For different service authorisations identified by TRAI, it has recommended the rules running into 440 pages. TRAI has also recommended reducing entry fees for seeking such authorisations.
The recommendations came in response to a consultation on the issue that TRAI commenced on July 12 at the request of the department of telecommunications (DoT). DoT sought the regulator’s recommendations on how the terms and conditions, including fees, for authorisation under the Telecom Act should work.
TRAI has recommended three broad categories—main service authorisations (for primary telecom services such as access services, internet services, long distance services, satellite-based telecom services, and M2M WAN [machine-to-machine wide area network services); auxiliary service authorisations (services provided to enterprise users and not public at large), and captive service authorisations.
TRAI recommended that the details of various service authorisations which deal with eligibility conditions, the scope of service, and the validity period should be in the form of rules for grant of service authorisations.
It suggested that apart from the service-specific authorisations, a unified service authorisation should be introduced at a national level to provide the primary telecom services. An entity with the unified service authorisation, as per TRAI, should be allowed “complete flexibility” to carry its traffic at the national level.
Fees for different authorisations have also been reduced. For instance, for access service authorisation, the entry fee has been reduced from ₹1 crore to ₹50 lakh for each telecom circle and from ₹50 lakh to ₹25 lakh for J&K and the Northeast.
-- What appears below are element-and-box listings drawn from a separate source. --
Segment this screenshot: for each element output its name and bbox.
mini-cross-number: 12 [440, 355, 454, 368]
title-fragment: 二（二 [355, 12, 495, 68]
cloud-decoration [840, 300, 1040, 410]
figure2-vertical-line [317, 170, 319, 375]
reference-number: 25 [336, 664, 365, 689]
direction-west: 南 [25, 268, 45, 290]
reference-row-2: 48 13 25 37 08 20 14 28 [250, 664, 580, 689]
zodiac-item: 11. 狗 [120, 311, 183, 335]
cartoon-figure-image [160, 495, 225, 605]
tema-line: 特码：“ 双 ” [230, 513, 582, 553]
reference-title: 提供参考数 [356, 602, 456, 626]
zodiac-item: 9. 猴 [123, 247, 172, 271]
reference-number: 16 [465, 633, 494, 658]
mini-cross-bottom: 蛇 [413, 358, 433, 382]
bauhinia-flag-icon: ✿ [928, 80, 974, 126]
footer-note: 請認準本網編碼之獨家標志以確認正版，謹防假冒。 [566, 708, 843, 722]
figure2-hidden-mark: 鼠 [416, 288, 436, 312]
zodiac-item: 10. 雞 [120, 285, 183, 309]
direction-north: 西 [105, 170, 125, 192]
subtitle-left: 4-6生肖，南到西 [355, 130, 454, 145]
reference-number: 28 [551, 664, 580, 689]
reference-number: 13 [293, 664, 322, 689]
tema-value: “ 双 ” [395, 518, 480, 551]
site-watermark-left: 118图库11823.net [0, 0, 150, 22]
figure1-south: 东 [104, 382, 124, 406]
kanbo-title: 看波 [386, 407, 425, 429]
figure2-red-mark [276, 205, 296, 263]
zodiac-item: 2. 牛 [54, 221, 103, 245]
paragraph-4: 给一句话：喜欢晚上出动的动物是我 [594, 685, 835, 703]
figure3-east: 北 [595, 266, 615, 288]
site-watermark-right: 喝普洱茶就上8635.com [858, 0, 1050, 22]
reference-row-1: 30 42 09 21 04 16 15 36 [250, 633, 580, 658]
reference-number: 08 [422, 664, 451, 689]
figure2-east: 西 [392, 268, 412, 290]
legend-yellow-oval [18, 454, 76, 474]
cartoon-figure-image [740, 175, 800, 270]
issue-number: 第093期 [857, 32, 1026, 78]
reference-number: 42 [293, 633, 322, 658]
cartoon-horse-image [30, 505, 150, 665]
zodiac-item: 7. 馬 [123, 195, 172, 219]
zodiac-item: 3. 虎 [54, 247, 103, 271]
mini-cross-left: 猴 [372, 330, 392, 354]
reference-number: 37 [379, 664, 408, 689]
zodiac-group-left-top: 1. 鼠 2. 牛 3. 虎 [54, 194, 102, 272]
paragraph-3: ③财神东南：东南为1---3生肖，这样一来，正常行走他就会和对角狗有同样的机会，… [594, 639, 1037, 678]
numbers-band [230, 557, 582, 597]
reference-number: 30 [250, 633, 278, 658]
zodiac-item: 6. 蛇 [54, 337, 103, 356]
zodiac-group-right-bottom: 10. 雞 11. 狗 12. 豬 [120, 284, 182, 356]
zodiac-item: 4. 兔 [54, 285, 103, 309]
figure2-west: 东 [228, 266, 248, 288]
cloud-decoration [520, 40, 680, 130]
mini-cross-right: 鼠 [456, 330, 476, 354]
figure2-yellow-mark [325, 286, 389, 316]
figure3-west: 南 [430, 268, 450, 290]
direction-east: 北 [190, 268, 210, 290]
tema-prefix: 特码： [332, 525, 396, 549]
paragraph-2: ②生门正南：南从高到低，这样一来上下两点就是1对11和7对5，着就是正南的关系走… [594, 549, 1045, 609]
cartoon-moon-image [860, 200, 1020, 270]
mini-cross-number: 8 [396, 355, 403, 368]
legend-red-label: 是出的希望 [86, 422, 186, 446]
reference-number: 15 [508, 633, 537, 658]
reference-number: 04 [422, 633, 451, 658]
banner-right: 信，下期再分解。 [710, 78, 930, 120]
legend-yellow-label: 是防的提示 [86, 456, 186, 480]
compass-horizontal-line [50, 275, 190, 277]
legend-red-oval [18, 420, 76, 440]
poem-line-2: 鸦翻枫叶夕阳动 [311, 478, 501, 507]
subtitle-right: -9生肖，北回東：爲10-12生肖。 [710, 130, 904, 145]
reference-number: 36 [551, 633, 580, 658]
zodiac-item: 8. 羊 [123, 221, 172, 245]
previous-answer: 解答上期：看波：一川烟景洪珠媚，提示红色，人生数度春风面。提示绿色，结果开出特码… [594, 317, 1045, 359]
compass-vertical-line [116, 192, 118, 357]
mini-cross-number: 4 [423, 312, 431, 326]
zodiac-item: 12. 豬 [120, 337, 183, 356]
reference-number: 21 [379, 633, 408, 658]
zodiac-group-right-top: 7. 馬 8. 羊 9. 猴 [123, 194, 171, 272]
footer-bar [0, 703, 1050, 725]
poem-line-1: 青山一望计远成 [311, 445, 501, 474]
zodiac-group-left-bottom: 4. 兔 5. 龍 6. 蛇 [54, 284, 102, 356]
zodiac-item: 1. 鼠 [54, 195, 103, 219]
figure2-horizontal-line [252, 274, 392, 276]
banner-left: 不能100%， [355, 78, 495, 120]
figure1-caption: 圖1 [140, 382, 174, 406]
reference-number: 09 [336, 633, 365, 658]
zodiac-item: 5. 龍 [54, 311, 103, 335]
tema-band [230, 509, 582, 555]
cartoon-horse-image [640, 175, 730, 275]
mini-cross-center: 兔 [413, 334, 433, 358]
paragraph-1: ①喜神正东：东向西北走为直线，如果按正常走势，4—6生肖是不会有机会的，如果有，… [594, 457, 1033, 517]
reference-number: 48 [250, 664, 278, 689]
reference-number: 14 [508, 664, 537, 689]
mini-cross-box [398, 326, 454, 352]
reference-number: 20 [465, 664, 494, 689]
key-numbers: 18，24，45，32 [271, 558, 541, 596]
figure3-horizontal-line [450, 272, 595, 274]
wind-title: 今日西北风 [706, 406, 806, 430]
TRAI has recommended that entities authorised to provide internet services should also be permitted to provide virtual private networks (VPNs) and domestic leased circuits (DLCs).
TRAI has also suggested consolidating different kinds of services under common authorisations. For instance, national long distance service and international long distance service should be merged under “Long Distance Service Authorisation”. This new authorisation will also allow cable landing stations for domestic and international submarine cables, and will allow domestic traffic through submarine cables connecting two coastal cities of India.
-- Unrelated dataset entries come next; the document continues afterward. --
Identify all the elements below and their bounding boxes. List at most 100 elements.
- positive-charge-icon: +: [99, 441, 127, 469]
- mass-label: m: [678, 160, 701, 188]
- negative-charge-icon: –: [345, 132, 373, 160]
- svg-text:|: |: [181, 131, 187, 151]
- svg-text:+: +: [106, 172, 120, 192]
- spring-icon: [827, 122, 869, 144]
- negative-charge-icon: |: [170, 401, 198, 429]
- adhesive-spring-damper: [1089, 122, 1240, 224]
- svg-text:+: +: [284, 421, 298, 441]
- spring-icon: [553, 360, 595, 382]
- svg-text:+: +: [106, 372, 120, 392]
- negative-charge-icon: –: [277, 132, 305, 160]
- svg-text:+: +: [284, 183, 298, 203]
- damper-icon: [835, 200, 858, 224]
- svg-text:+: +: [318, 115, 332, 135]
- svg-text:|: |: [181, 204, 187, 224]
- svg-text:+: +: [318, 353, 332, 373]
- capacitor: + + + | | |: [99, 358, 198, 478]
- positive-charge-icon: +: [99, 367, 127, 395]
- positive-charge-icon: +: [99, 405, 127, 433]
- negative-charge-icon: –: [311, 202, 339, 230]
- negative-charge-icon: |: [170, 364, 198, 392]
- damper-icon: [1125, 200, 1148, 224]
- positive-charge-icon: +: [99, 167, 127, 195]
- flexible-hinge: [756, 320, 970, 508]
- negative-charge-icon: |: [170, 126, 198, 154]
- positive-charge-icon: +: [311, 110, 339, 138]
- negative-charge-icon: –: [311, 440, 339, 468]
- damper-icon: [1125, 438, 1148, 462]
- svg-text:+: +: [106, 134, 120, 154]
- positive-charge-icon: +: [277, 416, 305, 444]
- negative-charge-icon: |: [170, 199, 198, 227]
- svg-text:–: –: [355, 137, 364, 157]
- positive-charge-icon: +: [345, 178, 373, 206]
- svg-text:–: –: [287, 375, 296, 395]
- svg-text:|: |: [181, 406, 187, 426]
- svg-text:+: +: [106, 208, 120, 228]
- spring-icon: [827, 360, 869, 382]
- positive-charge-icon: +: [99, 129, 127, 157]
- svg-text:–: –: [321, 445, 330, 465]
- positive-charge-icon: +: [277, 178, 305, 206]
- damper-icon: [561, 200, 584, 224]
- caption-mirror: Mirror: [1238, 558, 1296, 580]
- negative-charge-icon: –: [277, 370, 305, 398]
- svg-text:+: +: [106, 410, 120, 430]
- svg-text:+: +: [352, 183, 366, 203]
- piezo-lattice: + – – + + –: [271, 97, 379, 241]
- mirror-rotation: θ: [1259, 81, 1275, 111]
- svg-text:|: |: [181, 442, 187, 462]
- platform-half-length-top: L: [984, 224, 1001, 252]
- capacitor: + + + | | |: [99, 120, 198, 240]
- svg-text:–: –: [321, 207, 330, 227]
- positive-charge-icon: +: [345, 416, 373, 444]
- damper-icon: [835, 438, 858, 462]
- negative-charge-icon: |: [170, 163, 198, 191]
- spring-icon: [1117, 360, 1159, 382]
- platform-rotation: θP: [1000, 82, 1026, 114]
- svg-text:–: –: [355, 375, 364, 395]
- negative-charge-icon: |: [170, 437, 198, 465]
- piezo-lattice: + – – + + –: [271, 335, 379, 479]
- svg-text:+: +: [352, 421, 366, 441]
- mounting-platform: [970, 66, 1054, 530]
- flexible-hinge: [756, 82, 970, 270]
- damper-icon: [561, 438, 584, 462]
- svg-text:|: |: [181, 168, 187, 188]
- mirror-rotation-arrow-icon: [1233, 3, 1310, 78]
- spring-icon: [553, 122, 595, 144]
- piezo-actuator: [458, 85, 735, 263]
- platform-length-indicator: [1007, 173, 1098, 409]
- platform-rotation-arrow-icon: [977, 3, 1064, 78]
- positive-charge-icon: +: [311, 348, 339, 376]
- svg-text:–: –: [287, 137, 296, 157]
Currently, there is no single authorisation for satellite-based telecommunication services. There are two different authorisations — GMPCS (global mobile personal communications by satellite which allow the authorised entity to provide satellite-based telephony and data services), and VSAT CUG (very small aperture terminal – closed user group which help provide data services for enterprises through satellites).
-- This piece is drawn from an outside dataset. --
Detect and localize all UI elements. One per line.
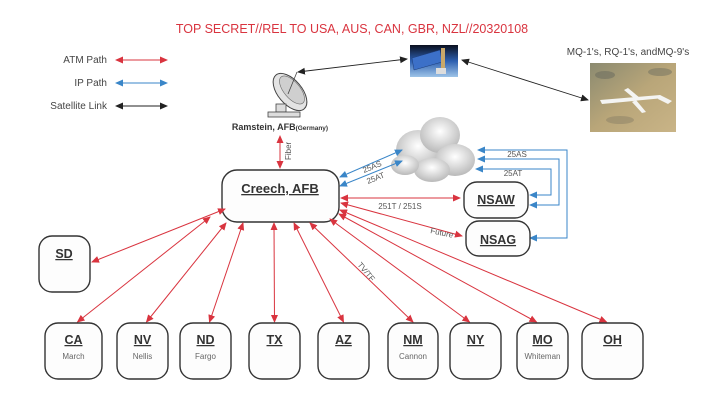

TRAI has recommended that authorised entities can lease telecom resources from cloud service providers who are either empanelled by the IT Ministry or authorised under this framework. The cloud, however, must be located within India.
The issue of whether over-the-top (OTT) communication services such as WhatsApp, FaceTime and Telegram are covered by the Telecom Act, which had been raised by multiple stakeholders in their written comments to TRAI and during the open house discussion on August 21, was not addressed in TRAI’s recommendations.